To truly understand the impact of policies like these, we must acknowledge the deep-seated historical context of discrimination and its far-reaching consequences. The racial wealth gaps we see today are not just the result of individual choices or mere happenstance; they are the product of a complex web of factors. Federal Housing Administration policies, slavery, Jim Crow laws, employment discrimination, and the denial of access to capital, among other systemic injustices, have contributed to the enduring disparities that we currently see.
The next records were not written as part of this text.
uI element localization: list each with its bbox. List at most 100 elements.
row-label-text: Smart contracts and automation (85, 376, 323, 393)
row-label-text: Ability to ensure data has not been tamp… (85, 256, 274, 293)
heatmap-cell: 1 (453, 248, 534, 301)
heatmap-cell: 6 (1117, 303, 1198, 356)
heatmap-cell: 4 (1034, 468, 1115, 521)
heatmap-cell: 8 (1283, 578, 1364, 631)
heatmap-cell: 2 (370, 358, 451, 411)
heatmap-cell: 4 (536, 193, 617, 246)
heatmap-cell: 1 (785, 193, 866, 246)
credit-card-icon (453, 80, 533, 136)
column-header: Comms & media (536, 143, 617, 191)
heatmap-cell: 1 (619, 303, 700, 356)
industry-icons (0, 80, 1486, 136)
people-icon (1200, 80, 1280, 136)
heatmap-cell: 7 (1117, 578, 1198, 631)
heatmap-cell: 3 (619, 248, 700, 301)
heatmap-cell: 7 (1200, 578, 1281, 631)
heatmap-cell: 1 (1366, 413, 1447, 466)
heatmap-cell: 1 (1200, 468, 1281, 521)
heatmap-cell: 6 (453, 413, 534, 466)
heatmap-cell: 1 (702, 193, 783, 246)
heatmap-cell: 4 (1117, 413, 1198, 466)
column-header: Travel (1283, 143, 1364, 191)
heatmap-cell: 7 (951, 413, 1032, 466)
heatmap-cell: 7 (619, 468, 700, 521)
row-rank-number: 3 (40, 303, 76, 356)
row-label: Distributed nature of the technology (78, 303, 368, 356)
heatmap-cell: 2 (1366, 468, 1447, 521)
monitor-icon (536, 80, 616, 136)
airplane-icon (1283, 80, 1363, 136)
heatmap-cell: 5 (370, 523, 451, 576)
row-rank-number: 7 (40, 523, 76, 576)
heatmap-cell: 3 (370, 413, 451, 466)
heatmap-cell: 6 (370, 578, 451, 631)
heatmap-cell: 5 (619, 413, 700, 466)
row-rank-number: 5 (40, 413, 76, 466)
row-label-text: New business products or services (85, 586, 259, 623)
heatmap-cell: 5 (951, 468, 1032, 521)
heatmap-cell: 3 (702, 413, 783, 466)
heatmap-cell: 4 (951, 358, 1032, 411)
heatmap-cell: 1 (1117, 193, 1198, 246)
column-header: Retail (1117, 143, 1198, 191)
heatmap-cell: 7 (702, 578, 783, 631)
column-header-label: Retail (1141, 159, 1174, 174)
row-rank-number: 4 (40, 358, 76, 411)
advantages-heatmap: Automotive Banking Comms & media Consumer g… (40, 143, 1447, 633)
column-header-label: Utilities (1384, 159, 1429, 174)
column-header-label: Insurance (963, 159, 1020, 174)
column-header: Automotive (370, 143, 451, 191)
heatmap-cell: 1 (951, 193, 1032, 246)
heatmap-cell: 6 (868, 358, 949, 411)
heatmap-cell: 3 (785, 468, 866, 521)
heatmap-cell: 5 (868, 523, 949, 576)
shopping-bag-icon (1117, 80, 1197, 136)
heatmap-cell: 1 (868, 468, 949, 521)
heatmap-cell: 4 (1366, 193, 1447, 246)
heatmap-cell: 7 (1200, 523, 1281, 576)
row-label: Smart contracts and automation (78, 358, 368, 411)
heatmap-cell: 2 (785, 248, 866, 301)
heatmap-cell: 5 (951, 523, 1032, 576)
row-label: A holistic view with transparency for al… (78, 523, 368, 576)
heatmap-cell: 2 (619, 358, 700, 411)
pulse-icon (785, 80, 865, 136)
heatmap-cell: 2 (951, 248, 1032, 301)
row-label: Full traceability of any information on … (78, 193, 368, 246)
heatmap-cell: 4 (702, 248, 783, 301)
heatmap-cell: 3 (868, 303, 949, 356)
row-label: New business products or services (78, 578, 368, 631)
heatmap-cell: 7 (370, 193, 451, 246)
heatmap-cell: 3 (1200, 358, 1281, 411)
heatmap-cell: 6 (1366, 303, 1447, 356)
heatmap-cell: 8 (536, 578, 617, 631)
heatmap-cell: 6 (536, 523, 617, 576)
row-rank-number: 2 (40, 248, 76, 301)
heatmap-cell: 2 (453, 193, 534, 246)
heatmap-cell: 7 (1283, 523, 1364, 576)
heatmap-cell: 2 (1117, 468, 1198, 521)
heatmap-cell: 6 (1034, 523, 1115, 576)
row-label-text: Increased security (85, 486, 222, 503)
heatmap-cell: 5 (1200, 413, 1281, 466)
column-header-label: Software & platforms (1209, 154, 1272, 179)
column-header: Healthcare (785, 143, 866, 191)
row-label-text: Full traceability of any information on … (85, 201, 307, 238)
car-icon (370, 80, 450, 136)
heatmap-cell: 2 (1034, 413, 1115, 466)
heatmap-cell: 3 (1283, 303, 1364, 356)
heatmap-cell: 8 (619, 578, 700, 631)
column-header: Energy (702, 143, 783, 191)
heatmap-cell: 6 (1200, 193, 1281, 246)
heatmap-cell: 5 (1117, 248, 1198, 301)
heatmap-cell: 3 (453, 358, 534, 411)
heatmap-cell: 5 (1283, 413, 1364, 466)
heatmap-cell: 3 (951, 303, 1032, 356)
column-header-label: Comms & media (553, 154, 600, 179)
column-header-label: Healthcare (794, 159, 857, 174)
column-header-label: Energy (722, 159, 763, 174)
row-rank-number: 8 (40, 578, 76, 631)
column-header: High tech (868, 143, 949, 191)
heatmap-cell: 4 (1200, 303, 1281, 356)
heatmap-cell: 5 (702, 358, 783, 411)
Imagine starting a 26-mile marathon with a 13-mile disadvantage and then having policies enacted that prevent any effort to address or even study how this head start was gained. History matters today because the advantages accumulated from generations of past discrimination continue to manifest as intergenerational transfers of wealth. 

These transfers subsidize college costs, enable car purchases, cover private school payments, support credit card bills, pay medical expenses, provide business start-up capital, facilitate homeownership, and fund other significant purchases. The vast disparity in wealth-building opportunities perpetuates economic inequality and limits the upward mobility of marginalized communities.

By understanding the pillars of resistance against DEI programs, we can effectively challenge the attacks on diversity, equity, and inclusion. It is crucial to recognize the deep-seated historical context of discrimination and its far-reaching consequences to work towards a more inclusive and just society for all. 

Dr. Marcus Bright is an author and social impact professional.